Canyons (carved by rivers like the Colorado River through the Grand Canyon), deltas (formed when rivers meet oceans and deposit sediment), sand dunes (built by wind moving and depositing sand), and U-shaped valleys (carved by glaciers as they grind their way down mountains). The Read It! passage and the Research It! cards walk through each one with photos.

How long does this Modeling Landform Formation activity take?

One to two class periods (45 to 110 minutes total). The Explore It! sand-tray station with three mini-experiments (wind, water, ice) takes the longest the first time through, so plan for two periods the first time you run a station lab. Once your class has the rotation routine down, most groups can finish all 8 stations in one period.

Is the sand mess really that bad?

A little. The trays catch most of it, but sand will get on the floor. Put down a paint drop cloth or a couple of bath towels under the Explore It! station to catch what spills, and have a small broom and dustpan ready. After all the rotations are done, dump the sand back into the original bag and you're set for next year. The mess is manageable; the lesson is too good to skip.

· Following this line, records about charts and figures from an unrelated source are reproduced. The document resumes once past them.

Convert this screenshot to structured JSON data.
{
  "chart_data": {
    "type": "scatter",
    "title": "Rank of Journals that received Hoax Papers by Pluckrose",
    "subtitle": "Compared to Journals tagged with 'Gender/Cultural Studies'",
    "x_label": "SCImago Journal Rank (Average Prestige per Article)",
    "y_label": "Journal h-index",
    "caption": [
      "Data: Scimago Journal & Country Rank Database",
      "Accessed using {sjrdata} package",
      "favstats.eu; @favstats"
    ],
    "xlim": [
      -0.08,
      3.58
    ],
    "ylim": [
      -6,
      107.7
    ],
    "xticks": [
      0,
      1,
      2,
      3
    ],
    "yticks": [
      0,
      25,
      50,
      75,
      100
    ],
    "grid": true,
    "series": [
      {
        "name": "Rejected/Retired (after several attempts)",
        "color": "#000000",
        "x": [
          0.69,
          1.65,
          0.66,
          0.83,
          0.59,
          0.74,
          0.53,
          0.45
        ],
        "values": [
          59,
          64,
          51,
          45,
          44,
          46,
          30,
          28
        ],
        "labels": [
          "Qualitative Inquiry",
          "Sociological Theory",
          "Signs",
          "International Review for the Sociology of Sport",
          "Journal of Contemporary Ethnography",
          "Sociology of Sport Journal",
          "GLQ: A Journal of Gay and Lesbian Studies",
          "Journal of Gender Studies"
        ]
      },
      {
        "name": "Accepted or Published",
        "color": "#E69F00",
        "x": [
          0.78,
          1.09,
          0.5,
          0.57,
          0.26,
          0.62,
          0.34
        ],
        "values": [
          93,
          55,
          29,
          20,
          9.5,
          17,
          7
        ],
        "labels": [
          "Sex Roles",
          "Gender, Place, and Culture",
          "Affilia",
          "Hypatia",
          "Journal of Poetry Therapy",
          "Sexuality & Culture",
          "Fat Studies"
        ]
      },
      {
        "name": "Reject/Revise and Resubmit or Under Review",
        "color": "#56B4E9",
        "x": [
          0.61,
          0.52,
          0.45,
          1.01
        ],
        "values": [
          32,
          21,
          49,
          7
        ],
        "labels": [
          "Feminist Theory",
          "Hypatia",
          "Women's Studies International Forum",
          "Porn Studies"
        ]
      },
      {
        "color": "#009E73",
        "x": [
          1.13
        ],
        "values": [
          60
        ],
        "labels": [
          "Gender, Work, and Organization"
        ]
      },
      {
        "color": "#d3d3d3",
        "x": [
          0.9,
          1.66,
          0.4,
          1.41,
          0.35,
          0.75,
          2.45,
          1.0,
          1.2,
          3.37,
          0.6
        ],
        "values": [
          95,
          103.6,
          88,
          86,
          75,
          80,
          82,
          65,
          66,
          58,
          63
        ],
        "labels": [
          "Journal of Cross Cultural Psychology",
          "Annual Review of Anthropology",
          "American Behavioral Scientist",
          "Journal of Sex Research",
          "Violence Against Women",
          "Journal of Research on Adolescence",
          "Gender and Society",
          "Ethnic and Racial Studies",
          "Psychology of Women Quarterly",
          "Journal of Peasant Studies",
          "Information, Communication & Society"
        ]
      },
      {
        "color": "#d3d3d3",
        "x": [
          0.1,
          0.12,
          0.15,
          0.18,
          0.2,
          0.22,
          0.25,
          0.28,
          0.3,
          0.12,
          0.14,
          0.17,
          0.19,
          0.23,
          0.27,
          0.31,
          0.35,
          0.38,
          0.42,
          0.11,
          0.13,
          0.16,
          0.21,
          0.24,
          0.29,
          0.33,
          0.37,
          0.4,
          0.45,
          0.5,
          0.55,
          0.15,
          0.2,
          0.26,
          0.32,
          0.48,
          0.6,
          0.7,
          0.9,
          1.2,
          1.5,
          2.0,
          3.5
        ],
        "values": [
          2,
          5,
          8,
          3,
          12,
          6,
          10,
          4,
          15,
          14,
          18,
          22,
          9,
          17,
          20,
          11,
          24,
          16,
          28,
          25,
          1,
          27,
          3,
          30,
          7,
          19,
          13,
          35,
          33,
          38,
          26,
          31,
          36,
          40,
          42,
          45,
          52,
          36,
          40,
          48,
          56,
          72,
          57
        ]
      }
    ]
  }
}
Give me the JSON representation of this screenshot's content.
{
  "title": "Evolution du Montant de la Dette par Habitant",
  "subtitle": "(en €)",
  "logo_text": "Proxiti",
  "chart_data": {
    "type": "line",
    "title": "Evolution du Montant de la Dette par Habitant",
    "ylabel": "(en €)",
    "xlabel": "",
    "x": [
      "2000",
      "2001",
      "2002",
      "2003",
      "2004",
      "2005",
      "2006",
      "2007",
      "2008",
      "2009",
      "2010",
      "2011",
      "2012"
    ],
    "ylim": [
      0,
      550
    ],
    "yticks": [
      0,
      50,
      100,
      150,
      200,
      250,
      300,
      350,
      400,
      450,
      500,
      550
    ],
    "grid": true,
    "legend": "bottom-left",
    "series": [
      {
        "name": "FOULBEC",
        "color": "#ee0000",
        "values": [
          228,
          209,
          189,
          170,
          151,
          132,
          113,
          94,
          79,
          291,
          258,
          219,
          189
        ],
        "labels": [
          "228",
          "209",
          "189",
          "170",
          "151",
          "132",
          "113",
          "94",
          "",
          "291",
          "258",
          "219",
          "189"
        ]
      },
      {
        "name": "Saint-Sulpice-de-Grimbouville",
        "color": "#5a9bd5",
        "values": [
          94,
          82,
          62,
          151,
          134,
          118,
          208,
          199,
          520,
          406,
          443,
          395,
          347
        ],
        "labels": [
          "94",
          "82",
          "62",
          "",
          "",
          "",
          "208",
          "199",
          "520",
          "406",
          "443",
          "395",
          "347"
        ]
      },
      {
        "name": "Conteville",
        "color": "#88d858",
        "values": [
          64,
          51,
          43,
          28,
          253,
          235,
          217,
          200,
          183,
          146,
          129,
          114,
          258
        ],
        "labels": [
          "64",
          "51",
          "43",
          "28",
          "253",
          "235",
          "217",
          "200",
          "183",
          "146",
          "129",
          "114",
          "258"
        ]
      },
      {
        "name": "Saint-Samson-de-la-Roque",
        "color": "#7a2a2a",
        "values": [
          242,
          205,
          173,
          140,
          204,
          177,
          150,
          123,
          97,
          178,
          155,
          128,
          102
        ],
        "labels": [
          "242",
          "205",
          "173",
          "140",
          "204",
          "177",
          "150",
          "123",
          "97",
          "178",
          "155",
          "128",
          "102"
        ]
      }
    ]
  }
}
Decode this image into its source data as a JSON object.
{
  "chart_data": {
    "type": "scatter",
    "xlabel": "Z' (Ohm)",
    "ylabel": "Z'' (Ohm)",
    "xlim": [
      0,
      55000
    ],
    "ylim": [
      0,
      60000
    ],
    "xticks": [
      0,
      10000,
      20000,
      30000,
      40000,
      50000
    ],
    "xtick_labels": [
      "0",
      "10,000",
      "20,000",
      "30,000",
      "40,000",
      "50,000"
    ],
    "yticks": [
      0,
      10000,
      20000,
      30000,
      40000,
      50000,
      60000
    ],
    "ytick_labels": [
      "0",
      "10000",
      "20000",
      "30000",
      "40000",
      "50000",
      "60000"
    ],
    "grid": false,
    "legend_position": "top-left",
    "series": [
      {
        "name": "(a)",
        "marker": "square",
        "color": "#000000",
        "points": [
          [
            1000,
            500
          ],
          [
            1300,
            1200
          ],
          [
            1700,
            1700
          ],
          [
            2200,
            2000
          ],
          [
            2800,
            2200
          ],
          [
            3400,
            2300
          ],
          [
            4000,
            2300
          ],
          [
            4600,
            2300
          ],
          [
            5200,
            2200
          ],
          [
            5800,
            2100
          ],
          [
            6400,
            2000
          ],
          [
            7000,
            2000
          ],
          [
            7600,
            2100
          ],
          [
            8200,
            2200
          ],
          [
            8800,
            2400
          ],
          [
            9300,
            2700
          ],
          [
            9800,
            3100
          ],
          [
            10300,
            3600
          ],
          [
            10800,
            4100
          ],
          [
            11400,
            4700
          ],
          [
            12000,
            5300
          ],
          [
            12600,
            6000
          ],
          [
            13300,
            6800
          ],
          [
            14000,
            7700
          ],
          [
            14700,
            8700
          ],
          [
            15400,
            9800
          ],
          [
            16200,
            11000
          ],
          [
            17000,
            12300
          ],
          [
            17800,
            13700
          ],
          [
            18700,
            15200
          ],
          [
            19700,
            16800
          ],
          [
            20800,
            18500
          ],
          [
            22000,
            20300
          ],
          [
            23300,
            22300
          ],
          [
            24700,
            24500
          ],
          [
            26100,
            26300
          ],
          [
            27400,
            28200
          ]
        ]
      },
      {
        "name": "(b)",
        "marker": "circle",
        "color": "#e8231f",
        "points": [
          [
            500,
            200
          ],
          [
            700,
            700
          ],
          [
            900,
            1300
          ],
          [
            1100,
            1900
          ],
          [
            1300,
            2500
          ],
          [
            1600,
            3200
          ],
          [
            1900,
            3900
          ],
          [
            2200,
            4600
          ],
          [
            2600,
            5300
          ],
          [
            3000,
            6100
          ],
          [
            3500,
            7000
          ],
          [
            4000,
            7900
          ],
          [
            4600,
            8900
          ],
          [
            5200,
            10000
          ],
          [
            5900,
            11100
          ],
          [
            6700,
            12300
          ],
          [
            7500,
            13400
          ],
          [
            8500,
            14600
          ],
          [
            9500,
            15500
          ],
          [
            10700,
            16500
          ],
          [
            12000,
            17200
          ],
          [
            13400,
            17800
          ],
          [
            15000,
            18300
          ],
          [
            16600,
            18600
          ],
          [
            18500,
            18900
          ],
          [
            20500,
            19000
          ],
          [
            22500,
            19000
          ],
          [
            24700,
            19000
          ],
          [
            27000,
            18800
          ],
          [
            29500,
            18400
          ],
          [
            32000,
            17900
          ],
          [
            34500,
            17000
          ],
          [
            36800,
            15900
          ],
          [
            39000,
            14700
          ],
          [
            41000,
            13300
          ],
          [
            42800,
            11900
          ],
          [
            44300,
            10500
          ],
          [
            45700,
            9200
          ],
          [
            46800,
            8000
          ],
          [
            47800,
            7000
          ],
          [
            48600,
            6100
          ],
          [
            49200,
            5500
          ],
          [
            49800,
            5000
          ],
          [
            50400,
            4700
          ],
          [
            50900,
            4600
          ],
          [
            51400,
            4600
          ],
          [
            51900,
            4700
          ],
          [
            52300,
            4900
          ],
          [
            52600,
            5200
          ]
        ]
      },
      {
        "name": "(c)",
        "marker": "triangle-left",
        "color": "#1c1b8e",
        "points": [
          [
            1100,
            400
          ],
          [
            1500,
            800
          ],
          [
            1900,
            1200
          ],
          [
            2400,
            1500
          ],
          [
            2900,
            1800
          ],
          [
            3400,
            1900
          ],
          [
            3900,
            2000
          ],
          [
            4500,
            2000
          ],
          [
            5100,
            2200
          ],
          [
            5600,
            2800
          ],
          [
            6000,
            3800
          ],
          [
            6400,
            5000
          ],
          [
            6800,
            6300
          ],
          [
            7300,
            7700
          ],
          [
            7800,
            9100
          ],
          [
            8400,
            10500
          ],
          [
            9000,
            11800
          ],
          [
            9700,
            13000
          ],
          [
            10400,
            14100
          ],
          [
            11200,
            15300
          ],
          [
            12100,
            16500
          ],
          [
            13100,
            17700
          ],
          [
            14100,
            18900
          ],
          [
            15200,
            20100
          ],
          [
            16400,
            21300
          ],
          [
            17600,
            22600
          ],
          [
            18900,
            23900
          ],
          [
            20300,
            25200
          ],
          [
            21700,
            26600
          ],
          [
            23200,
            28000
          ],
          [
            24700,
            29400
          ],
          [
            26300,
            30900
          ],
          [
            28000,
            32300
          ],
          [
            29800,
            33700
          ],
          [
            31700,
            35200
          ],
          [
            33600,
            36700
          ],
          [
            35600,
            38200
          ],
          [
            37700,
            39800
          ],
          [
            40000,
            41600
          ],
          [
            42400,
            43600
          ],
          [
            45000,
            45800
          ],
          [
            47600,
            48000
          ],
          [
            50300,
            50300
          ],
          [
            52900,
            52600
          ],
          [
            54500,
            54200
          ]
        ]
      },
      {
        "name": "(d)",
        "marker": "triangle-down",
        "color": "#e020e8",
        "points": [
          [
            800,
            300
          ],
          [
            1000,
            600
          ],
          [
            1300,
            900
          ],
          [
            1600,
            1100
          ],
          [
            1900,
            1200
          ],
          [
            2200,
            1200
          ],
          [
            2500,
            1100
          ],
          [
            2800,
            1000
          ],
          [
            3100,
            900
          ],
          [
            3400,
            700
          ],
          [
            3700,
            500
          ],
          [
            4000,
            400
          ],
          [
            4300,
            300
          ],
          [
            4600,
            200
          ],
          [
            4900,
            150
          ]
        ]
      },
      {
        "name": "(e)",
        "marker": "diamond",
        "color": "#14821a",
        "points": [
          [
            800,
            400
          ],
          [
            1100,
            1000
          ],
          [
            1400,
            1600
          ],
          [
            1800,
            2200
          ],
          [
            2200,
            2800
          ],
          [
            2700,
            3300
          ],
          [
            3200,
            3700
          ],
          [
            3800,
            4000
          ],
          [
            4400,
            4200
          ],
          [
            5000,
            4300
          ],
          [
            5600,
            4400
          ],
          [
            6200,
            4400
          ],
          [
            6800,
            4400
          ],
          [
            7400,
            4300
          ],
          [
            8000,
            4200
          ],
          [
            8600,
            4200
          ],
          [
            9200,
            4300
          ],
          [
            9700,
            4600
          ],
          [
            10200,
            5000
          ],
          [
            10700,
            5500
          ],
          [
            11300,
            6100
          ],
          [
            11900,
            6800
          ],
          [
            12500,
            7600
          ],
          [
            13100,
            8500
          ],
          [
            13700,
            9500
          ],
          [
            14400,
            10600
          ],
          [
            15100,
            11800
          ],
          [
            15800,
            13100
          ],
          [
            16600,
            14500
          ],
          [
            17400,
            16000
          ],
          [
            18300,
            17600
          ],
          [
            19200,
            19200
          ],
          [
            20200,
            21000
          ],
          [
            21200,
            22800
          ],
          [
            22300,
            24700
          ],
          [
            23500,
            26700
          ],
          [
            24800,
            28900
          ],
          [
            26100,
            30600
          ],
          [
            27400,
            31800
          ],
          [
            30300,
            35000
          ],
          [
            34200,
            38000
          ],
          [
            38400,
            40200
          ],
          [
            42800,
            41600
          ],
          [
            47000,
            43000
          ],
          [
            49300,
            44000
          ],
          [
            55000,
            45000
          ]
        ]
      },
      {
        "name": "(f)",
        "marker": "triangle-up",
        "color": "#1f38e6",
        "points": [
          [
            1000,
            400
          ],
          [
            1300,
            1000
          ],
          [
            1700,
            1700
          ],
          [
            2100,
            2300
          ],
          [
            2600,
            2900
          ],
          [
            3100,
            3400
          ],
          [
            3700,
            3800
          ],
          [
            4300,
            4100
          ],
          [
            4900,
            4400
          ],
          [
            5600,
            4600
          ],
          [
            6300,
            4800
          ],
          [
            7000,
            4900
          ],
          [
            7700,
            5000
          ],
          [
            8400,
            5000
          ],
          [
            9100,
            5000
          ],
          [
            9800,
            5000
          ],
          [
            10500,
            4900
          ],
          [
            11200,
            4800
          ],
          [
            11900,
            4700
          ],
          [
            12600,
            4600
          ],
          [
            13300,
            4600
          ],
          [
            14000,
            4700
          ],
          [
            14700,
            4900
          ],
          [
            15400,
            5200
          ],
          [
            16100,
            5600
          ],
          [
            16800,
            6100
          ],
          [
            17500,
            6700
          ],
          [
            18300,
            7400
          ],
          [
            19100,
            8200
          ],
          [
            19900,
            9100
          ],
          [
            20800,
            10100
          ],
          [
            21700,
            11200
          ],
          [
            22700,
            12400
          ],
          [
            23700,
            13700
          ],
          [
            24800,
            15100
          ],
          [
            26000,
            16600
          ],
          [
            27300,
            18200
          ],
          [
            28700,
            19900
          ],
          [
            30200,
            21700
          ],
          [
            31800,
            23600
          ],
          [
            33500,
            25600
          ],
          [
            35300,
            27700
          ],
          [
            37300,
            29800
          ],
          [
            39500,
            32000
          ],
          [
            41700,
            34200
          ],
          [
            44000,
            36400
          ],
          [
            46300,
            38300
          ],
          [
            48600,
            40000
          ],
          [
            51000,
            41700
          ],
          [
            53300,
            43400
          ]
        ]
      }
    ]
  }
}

Can I use this in a 1:1 digital classroom?

Yes. The full digital version (PowerPoint or Google Slides) works in 1:1 classrooms and Google Classroom. Students drag the landform photos at the Organize It! station and type their answers. The Explore It! sand-tray activity is harder to digitize, but USGS and NASA both have free time-lapse videos of canyon formation, glacier movement, and dune migration that show the same processes on a planetary scale.